The band's lone record, the four-song 'Brown Sugar's Greatest Hits,' was an oxymoron, considering it was its only official recording.
'It was a phenomenal band. I still listen to that stuff,' Campbell says, of Brown Sugar, which later added a drummer when Lloyd Jones took up guitar, and a sax player.
'They turned into a six-piece band in the 1970s, and they were this big, fat full band with a lot of power,' Paul Jones adds. 'They came out and hit you in the face.'
'They were like any number of white postwar Chicago/West Coast blues bands,' Varner adds, 'except they were damn good.'
Brown Sugar played its last gig on New Year's Eve, ringing into the bicentennial year of 1976. From there, it became the Paul deLay Band, the staple of Criminal Records with five albums produced.
DeLay's talent showed itself early.
'I can tell you, when I first saw him in 1973, I was on the floor,' Varner says. 'He was unbelievably well-developed that early in his career.
'Later in his career he'd do things called overblows, which are very, very difficult - changing the key by not bending the shape of the mouth. You're blowing so hard you have to change the key. I swear to God, you didn't want to get in front of him, because reeds would start flying.'
'He was a master of the chromatic harmonica, which very few people can master,' Campbell adds. 'He listened to all the blues harmonica greats. … I don't think Paul understood his talent, and I don't know how he came by it, except that he was studious. He was well-schooled, but always trying to push the envelope.'
Adds Varner: '(Curtis) Salgado shares this trait: He also had a wonderful memory for other people's chops. Maybe it was why he was able to avoid being so derivative. They hear (music) and avoid the clichés.'
Early Portland blues
Campbell, Jones and Varner remember deLay as being a bit high-maintenance.

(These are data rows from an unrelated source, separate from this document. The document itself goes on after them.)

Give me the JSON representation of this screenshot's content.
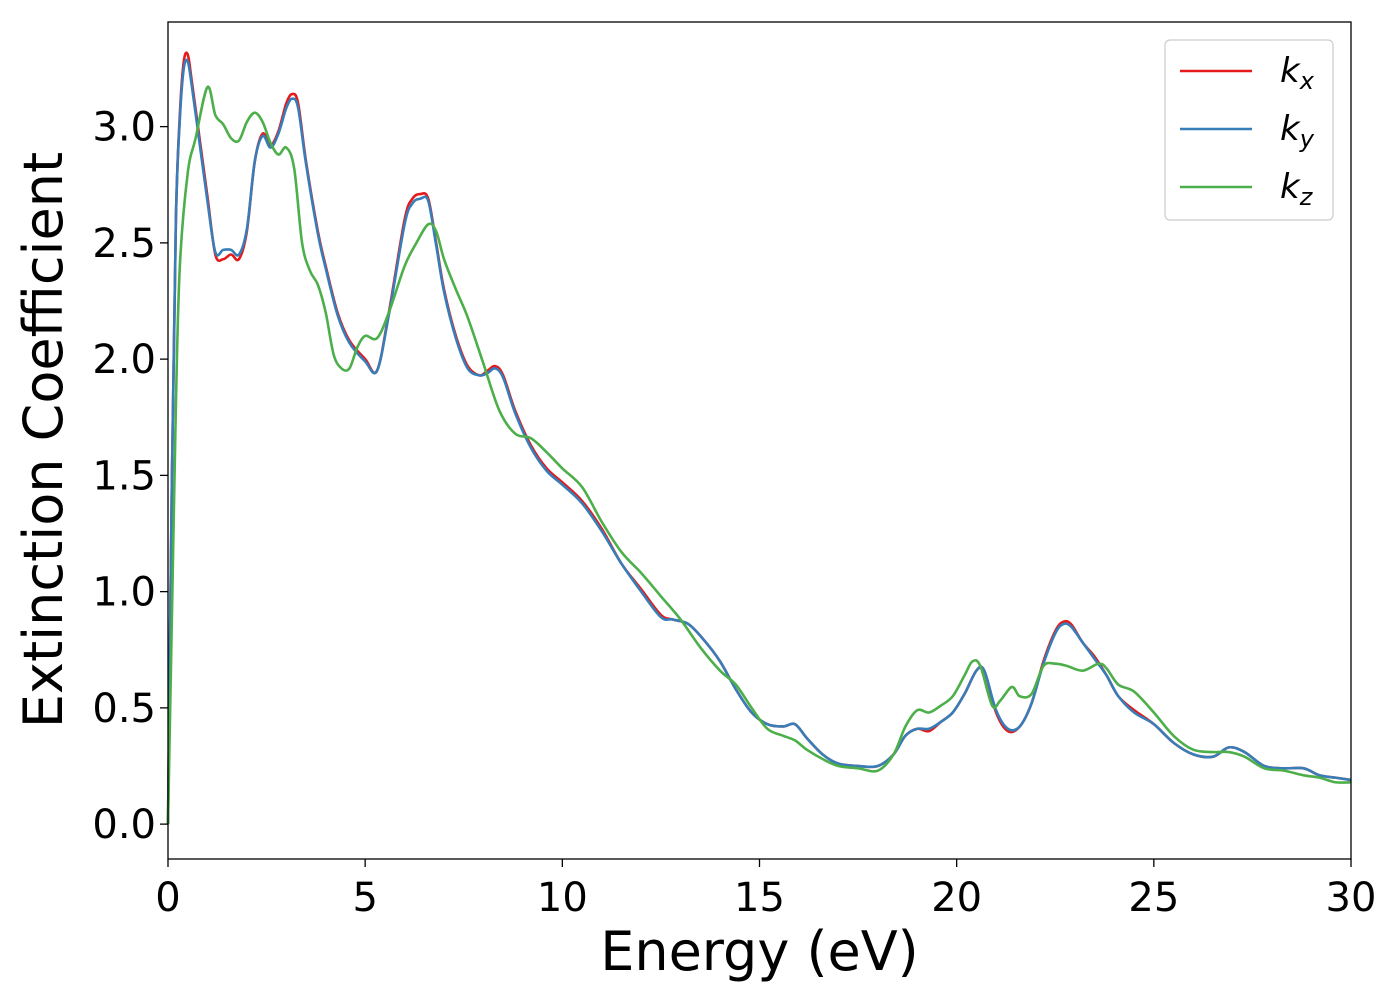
{
  "chart_data": {
    "type": "line",
    "xlabel": "Energy (eV)",
    "ylabel": "Extinction Coefficient",
    "xlim": [
      0,
      30
    ],
    "ylim": [
      -0.15,
      3.45
    ],
    "xticks": [
      0,
      5,
      10,
      15,
      20,
      25,
      30
    ],
    "xtick_labels": [
      "0",
      "5",
      "10",
      "15",
      "20",
      "25",
      "30"
    ],
    "yticks": [
      0.0,
      0.5,
      1.0,
      1.5,
      2.0,
      2.5,
      3.0
    ],
    "ytick_labels": [
      "0.0",
      "0.5",
      "1.0",
      "1.5",
      "2.0",
      "2.5",
      "3.0"
    ],
    "grid": false,
    "legend_position": "top-right",
    "series": [
      {
        "name": "k",
        "subscript": "x",
        "color": "#e41a1c",
        "x": [
          0,
          0.1,
          0.2,
          0.3,
          0.4,
          0.5,
          0.6,
          0.8,
          1.0,
          1.2,
          1.4,
          1.6,
          1.8,
          2.0,
          2.2,
          2.4,
          2.6,
          2.8,
          3.0,
          3.15,
          3.3,
          3.5,
          3.8,
          4.0,
          4.3,
          4.6,
          5.0,
          5.3,
          5.6,
          6.0,
          6.2,
          6.4,
          6.6,
          6.8,
          7.0,
          7.3,
          7.6,
          7.9,
          8.1,
          8.3,
          8.5,
          8.8,
          9.2,
          9.6,
          10.0,
          10.5,
          11.0,
          11.5,
          12.0,
          12.5,
          12.8,
          13.2,
          13.6,
          14.0,
          14.4,
          14.8,
          15.2,
          15.6,
          15.9,
          16.2,
          16.6,
          17.0,
          17.5,
          18.0,
          18.4,
          18.7,
          19.0,
          19.3,
          19.6,
          19.9,
          20.2,
          20.5,
          20.7,
          21.0,
          21.3,
          21.6,
          21.9,
          22.2,
          22.5,
          22.7,
          22.9,
          23.2,
          23.5,
          23.8,
          24.1,
          24.5,
          25.0,
          25.5,
          26.0,
          26.5,
          26.9,
          27.3,
          27.8,
          28.3,
          28.8,
          29.2,
          29.6,
          30.0
        ],
        "values": [
          0.0,
          1.5,
          2.6,
          3.05,
          3.28,
          3.31,
          3.2,
          2.95,
          2.7,
          2.45,
          2.43,
          2.45,
          2.43,
          2.55,
          2.85,
          2.97,
          2.92,
          2.98,
          3.1,
          3.14,
          3.1,
          2.85,
          2.55,
          2.4,
          2.2,
          2.08,
          2.0,
          1.95,
          2.2,
          2.6,
          2.69,
          2.71,
          2.69,
          2.5,
          2.3,
          2.1,
          1.97,
          1.93,
          1.95,
          1.97,
          1.93,
          1.78,
          1.63,
          1.53,
          1.47,
          1.39,
          1.27,
          1.12,
          1.01,
          0.9,
          0.88,
          0.86,
          0.79,
          0.7,
          0.58,
          0.48,
          0.43,
          0.42,
          0.43,
          0.37,
          0.3,
          0.26,
          0.25,
          0.25,
          0.3,
          0.38,
          0.41,
          0.4,
          0.44,
          0.48,
          0.56,
          0.66,
          0.66,
          0.48,
          0.4,
          0.42,
          0.52,
          0.7,
          0.83,
          0.87,
          0.86,
          0.78,
          0.72,
          0.64,
          0.55,
          0.49,
          0.43,
          0.35,
          0.3,
          0.29,
          0.33,
          0.31,
          0.25,
          0.24,
          0.24,
          0.21,
          0.2,
          0.19
        ]
      },
      {
        "name": "k",
        "subscript": "y",
        "color": "#377eb8",
        "x": [
          0,
          0.1,
          0.2,
          0.3,
          0.4,
          0.5,
          0.6,
          0.8,
          1.0,
          1.2,
          1.4,
          1.6,
          1.8,
          2.0,
          2.2,
          2.4,
          2.6,
          2.8,
          3.0,
          3.15,
          3.3,
          3.5,
          3.8,
          4.0,
          4.3,
          4.6,
          5.0,
          5.3,
          5.6,
          6.0,
          6.2,
          6.4,
          6.6,
          6.8,
          7.0,
          7.3,
          7.6,
          7.9,
          8.1,
          8.3,
          8.5,
          8.8,
          9.2,
          9.6,
          10.0,
          10.5,
          11.0,
          11.5,
          12.0,
          12.5,
          12.8,
          13.2,
          13.6,
          14.0,
          14.4,
          14.8,
          15.2,
          15.6,
          15.9,
          16.2,
          16.6,
          17.0,
          17.5,
          18.0,
          18.4,
          18.7,
          19.0,
          19.3,
          19.6,
          19.9,
          20.2,
          20.5,
          20.7,
          21.0,
          21.3,
          21.6,
          21.9,
          22.2,
          22.5,
          22.7,
          22.9,
          23.2,
          23.5,
          23.8,
          24.1,
          24.5,
          25.0,
          25.5,
          26.0,
          26.5,
          26.9,
          27.3,
          27.8,
          28.3,
          28.8,
          29.2,
          29.6,
          30.0
        ],
        "values": [
          0.0,
          1.5,
          2.6,
          3.03,
          3.25,
          3.28,
          3.18,
          2.93,
          2.68,
          2.46,
          2.47,
          2.47,
          2.45,
          2.56,
          2.85,
          2.96,
          2.91,
          2.97,
          3.08,
          3.12,
          3.08,
          2.84,
          2.54,
          2.39,
          2.19,
          2.07,
          1.99,
          1.95,
          2.19,
          2.58,
          2.67,
          2.69,
          2.68,
          2.49,
          2.29,
          2.09,
          1.96,
          1.93,
          1.94,
          1.96,
          1.92,
          1.77,
          1.62,
          1.52,
          1.46,
          1.38,
          1.26,
          1.12,
          1.0,
          0.89,
          0.88,
          0.86,
          0.79,
          0.7,
          0.58,
          0.48,
          0.43,
          0.42,
          0.43,
          0.37,
          0.3,
          0.26,
          0.25,
          0.25,
          0.3,
          0.38,
          0.41,
          0.41,
          0.44,
          0.48,
          0.56,
          0.66,
          0.66,
          0.49,
          0.41,
          0.42,
          0.52,
          0.69,
          0.82,
          0.86,
          0.85,
          0.78,
          0.71,
          0.64,
          0.55,
          0.48,
          0.43,
          0.35,
          0.3,
          0.29,
          0.33,
          0.31,
          0.25,
          0.24,
          0.24,
          0.21,
          0.2,
          0.19
        ]
      },
      {
        "name": "k",
        "subscript": "z",
        "color": "#4daf4a",
        "x": [
          0,
          0.1,
          0.2,
          0.3,
          0.5,
          0.7,
          1.0,
          1.2,
          1.4,
          1.6,
          1.8,
          2.0,
          2.2,
          2.4,
          2.6,
          2.8,
          3.0,
          3.2,
          3.4,
          3.6,
          3.8,
          4.0,
          4.2,
          4.4,
          4.6,
          4.8,
          5.0,
          5.3,
          5.6,
          6.0,
          6.3,
          6.6,
          6.8,
          7.0,
          7.3,
          7.6,
          8.0,
          8.4,
          8.8,
          9.2,
          9.6,
          10.0,
          10.5,
          11.0,
          11.5,
          12.0,
          12.5,
          13.0,
          13.5,
          14.0,
          14.4,
          14.8,
          15.2,
          15.6,
          15.9,
          16.2,
          16.6,
          17.0,
          17.5,
          18.0,
          18.4,
          18.7,
          19.0,
          19.3,
          19.6,
          19.9,
          20.2,
          20.4,
          20.6,
          20.9,
          21.1,
          21.4,
          21.6,
          21.9,
          22.2,
          22.5,
          22.8,
          23.2,
          23.6,
          23.8,
          24.1,
          24.5,
          25.0,
          25.5,
          26.0,
          26.5,
          26.9,
          27.3,
          27.8,
          28.3,
          28.8,
          29.2,
          29.6,
          30.0
        ],
        "values": [
          0.0,
          0.9,
          1.8,
          2.4,
          2.8,
          2.95,
          3.17,
          3.05,
          3.01,
          2.95,
          2.94,
          3.02,
          3.06,
          3.02,
          2.93,
          2.88,
          2.91,
          2.82,
          2.5,
          2.38,
          2.32,
          2.2,
          2.02,
          1.96,
          1.96,
          2.05,
          2.1,
          2.09,
          2.2,
          2.4,
          2.5,
          2.58,
          2.55,
          2.43,
          2.3,
          2.18,
          1.98,
          1.78,
          1.68,
          1.66,
          1.6,
          1.53,
          1.45,
          1.3,
          1.17,
          1.08,
          0.98,
          0.88,
          0.76,
          0.66,
          0.6,
          0.5,
          0.41,
          0.38,
          0.36,
          0.32,
          0.28,
          0.25,
          0.24,
          0.23,
          0.3,
          0.42,
          0.49,
          0.48,
          0.51,
          0.55,
          0.64,
          0.7,
          0.68,
          0.51,
          0.53,
          0.59,
          0.55,
          0.56,
          0.68,
          0.69,
          0.68,
          0.66,
          0.69,
          0.67,
          0.6,
          0.57,
          0.48,
          0.38,
          0.32,
          0.31,
          0.31,
          0.29,
          0.24,
          0.23,
          0.21,
          0.2,
          0.18,
          0.18
        ]
      }
    ]
  }
}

Says Campbell: 'We recorded a tune called 'Would You Baby,' and he played straight position harmonica. He did 54 takes of a 12-bar solo before he was satisfied. He was really a pain in the ass,' a comment that draws laughter among deLay's friends.
'It was tough to get him in the studio, because he was so self-conscious,' Campbell adds. 'He was an enormous personality, but he had a shy, self-conscious side. Once on stage, right at the downbeat, he was on the rest of the night.'
DeLay battled alcohol and drug addiction.

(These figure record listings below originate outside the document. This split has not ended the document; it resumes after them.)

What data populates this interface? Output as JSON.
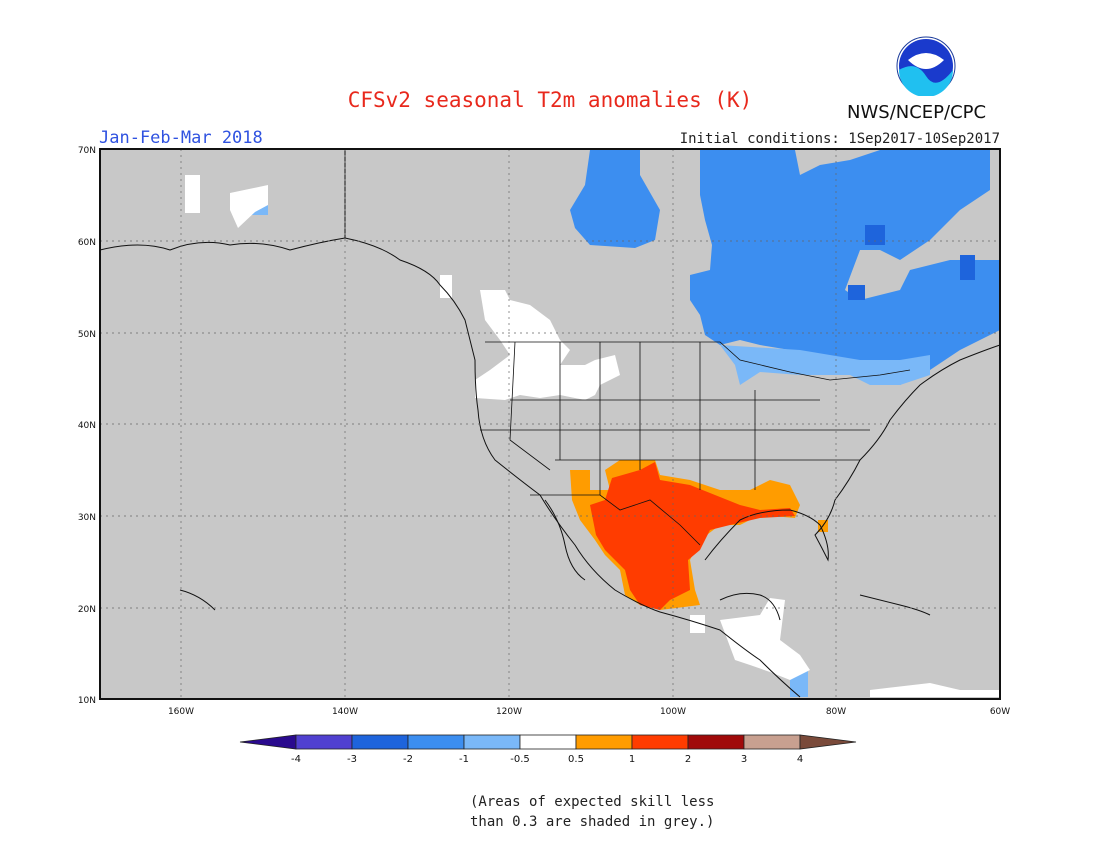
{
  "header": {
    "title": "CFSv2 seasonal T2m anomalies (K)",
    "period": "Jan-Feb-Mar 2018",
    "initial_conditions": "Initial conditions: 1Sep2017-10Sep2017",
    "agency": "NWS/NCEP/CPC",
    "logo_text": "NOAA"
  },
  "map": {
    "lat_labels": [
      "70N",
      "60N",
      "50N",
      "40N",
      "30N",
      "20N",
      "10N"
    ],
    "lon_labels": [
      "160W",
      "140W",
      "120W",
      "100W",
      "80W",
      "60W"
    ],
    "skill_mask_color": "#c8c8c8",
    "land_border_color": "#111111"
  },
  "colorbar": {
    "labels": [
      "-4",
      "-3",
      "-2",
      "-1",
      "-0.5",
      "0.5",
      "1",
      "2",
      "3",
      "4"
    ],
    "colors": [
      "#2a0a8e",
      "#5040d0",
      "#1e64dc",
      "#3c8ef0",
      "#7ab8f8",
      "#ffffff",
      "#ff9c00",
      "#ff3c00",
      "#a00a0a",
      "#c8a090",
      "#7a4a3a"
    ]
  },
  "footnote": {
    "line1": "(Areas of expected skill less",
    "line2": "than 0.3 are shaded in grey.)"
  }
}
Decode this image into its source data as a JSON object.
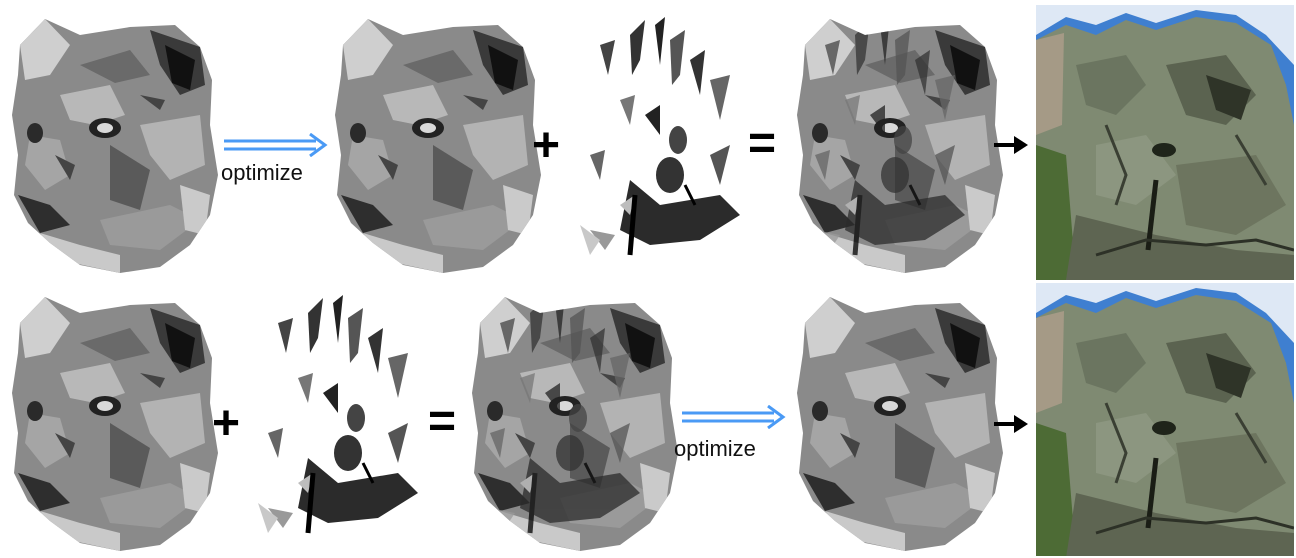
{
  "rows": [
    {
      "steps": [
        "lion-head",
        "optimize-arrow",
        "lion-head-optimized",
        "plus",
        "shadow-layer",
        "equals",
        "lion-head-combined",
        "result-arrow",
        "rock-photo"
      ],
      "optimize_label": "optimize"
    },
    {
      "steps": [
        "lion-head",
        "plus",
        "shadow-layer",
        "equals",
        "lion-head-combined",
        "optimize-arrow",
        "lion-head-optimized",
        "result-arrow",
        "rock-photo"
      ],
      "optimize_label": "optimize"
    }
  ],
  "colors": {
    "optimize_arrow": "#4a9af5",
    "operator": "#000000",
    "sky": "#3f7fd0",
    "rock": "#7f8a72"
  },
  "icons": {
    "plus": "plus-icon",
    "equals": "equals-icon",
    "result_arrow": "arrow-right-icon",
    "optimize_arrow": "double-arrow-right-icon"
  }
}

'But, no matter what was on the dark side of deLay's street, I never saw him screw up a gig,' Paul Jones says. 'He showed up at every gig ready to go. He never showed up drunk or embarrassed us or we had to cancel a gig. Everything he did off stage was another story; on stage, his name was on it. That meant a lot to him.'
The guys behind Criminal Records (criminalrecordsnw.com) are enthused about their project, and plan to meet with Lloyd Jones, Mesi and Kuzens about it.
Paul Jones says they don't expect to get rich, and Varner says they won't be buying any islands in the Caribbean, but it'll be nice to re-introduce early Portland blues to the public.
'I do believe there's a market for it,' Varner says.